For decades, databases have supported declarative SQL as well as imperative functions and procedures as ways for users to express data processing tasks. While the evaluation of declarative SQL has received a lot of attention resulting in highly sophisticated techniques, improvements in the efficient evaluation of imperative programs have remained elusive.
Imperative User-Defined Functions (UDFs) and procedures offer several benefits over SQL, including code modularity, reusability and readability. Because of these benefits, imperative programs often are preferred by users and are widely used. Unfortunately, their poor performance discourages and even prohibits their use in many situations. Recognizing the importance of this problem and how little attention it has received, a team of computer scientists at Microsoft’s Gray Systems Lab resolved to rethink the way imperative functions are evaluated in databases.
The outcome of their efforts is Froid, an extensible framework for optimizing imperative programs in relational databases.
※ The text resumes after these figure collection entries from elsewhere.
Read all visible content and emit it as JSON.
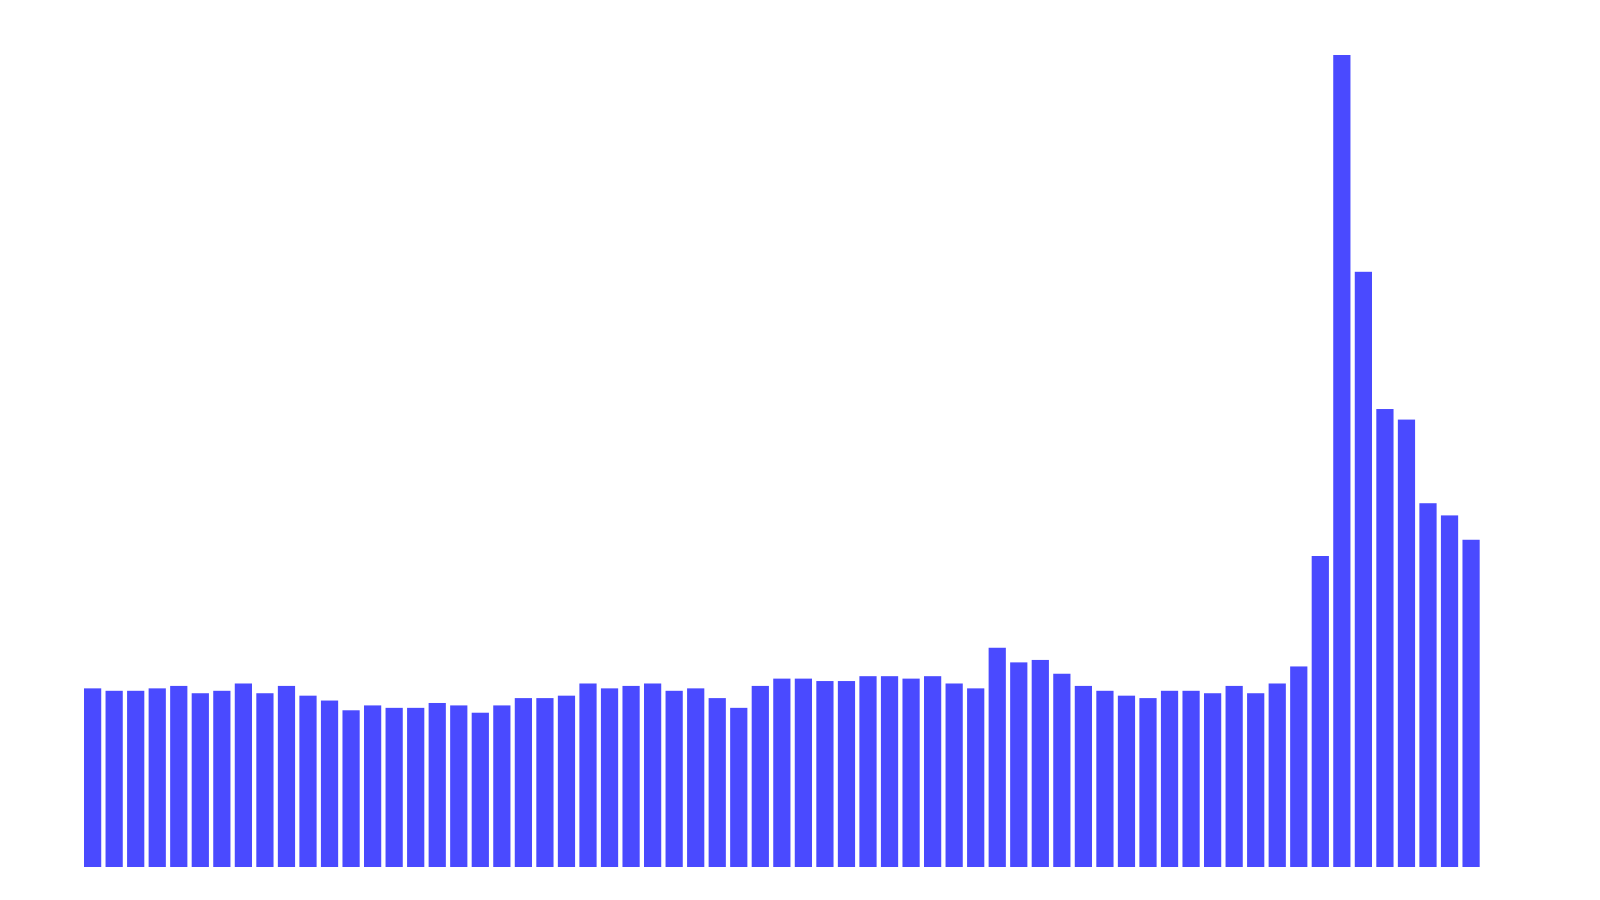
{
  "chart_data": {
    "type": "bar",
    "title": "",
    "xlabel": "",
    "ylabel": "",
    "ylim": [
      0,
      100
    ],
    "grid": false,
    "legend": "none",
    "colors": {
      "bar": "#4a4aff",
      "background": "#ffffff"
    },
    "values": [
      22.0,
      21.7,
      21.7,
      22.0,
      22.3,
      21.4,
      21.7,
      22.6,
      21.4,
      22.3,
      21.1,
      20.5,
      19.3,
      19.9,
      19.6,
      19.6,
      20.2,
      19.9,
      19.0,
      19.9,
      20.8,
      20.8,
      21.1,
      22.6,
      22.0,
      22.3,
      22.6,
      21.7,
      22.0,
      20.8,
      19.6,
      22.3,
      23.2,
      23.2,
      22.9,
      22.9,
      23.5,
      23.5,
      23.2,
      23.5,
      22.6,
      22.0,
      27.0,
      25.2,
      25.5,
      23.8,
      22.3,
      21.7,
      21.1,
      20.8,
      21.7,
      21.7,
      21.4,
      22.3,
      21.4,
      22.6,
      24.7,
      38.3,
      100.0,
      73.3,
      56.4,
      55.1,
      44.8,
      43.3,
      40.3
    ]
  }
}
This work first appeared in a paper at PVLDB titled, “Froid: Optimization of Imperative Programs in a Relational Database” and is going to be presented at VLDB 2018. The purpose of Froid is to enable developers to use the abstraction of UDFs without compromising on performance. Froid introduces a radically different approach to evaluating imperative functions that results in performance improvements of up to multiple orders or magnitude over the existing state of the art.
The root cause of poor performance of UDFs can be attributed to what is known as the impedance mismatch between two distinct programming paradigms at play – the declarative paradigm of SQL and the imperative paradigm of procedural code. Reconciling this mismatch is crucial in order to address this problem and forms the crux of this work.
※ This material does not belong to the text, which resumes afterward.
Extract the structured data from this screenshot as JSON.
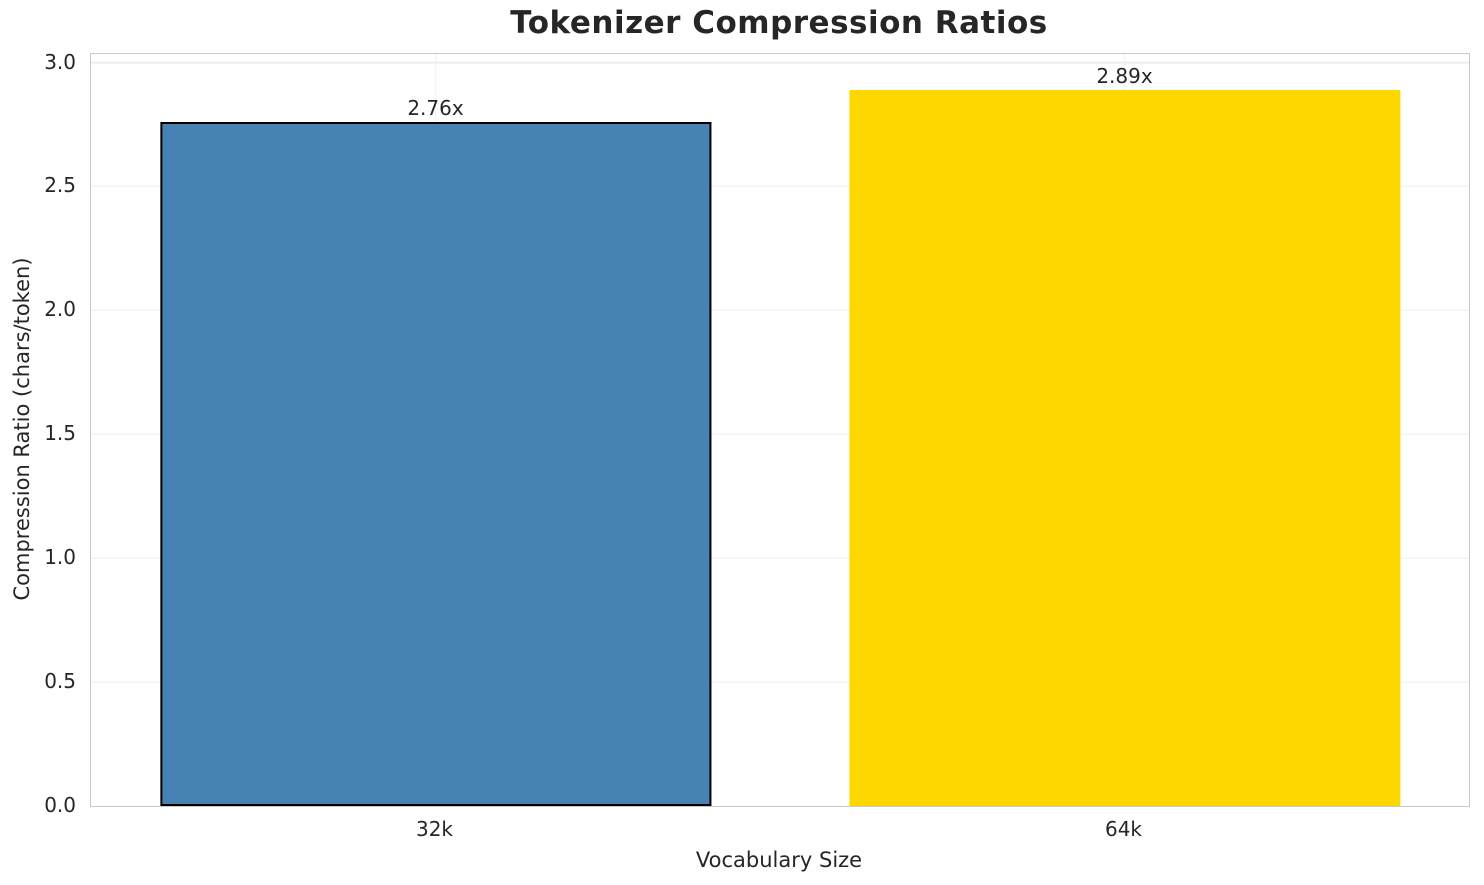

At the core of Froid is a novel technique that automatically can transform an entire multi-statement UDF into an equivalent relational algebraic expression. This form is now amenable to cost-based optimization and results in highly efficient, set-oriented, parallelizable execution strategies as opposed to inefficient, iterative, serial execution of UDFs.
Today’s database systems are very good at optimizing SQL queries – essentially relational algebraic expressions. One of the key advantages of Froid’s approach is that it leverages existing query optimization rules and techniques by transforming the imperative program into a form that the database query optimizer already understands. In other words, Froid reconciles the declarative-imperative impedance mismatch by transforming imperative programs into a declarative form.
Imperative programs typically go through a compiler that performs several transformations and optimizations. It can be argued that we could use well-known compiler optimization techniques to optimize UDFs as well. However, UDFs executing in a relational database present a different set of challenges and opportunities. For instance, relational operations such as JOINs and GROUP BYs could be implicit in a UDF, and a traditional compiler will not be able to infer such operations.
Froid’s approach not only infers such implicit relational operations but it also automatically brings the benefits of many of these compiler optimizations to UDFs. The relational algebraic transformations built into Froid can be used to arrive at the same result as that of applying compiler optimizations (such as dead code elimination, program slicing and constant folding) to imperative code.
Users prefer to write imperative functions and procedures in a language of their choice, the popular ones being T-SQL, C#, Python, R, Java, and so on. Although Froid’s current focus is on T-SQL UDFs, the underlying technique is language-agnostic; extending it to other imperative languages is quite straightforward.
Based on an experimental evaluation on several real workloads, we demonstrate that Froid can optimize a fairly large subset of UDFs in the wild and it can result in significant benefits in both improving performance and reducing resource (CPU and IO) utilization. Figure 1 shows the factor of improvement observed thanks to Froid on one of the customer workloads. This workload had 93 UDFs and Froid was able to optimize 86 of them. UDFs are plotted along the x-axis, ordered by the observed improvement with Froid (in descending order). The y-axis shows the factor of improvement (in log scale). You can see that the UDFs run about 5x to 1000x faster due to Froid. More details and evaluations can be found in our paper.
We believe this work will enable and encourage wider use of UDFs to build modular, reusable and maintainable applications without compromising on performance and we’re looking forward to discussing the possibilities with you in person in Rio de Janeiro at VLDB 2018!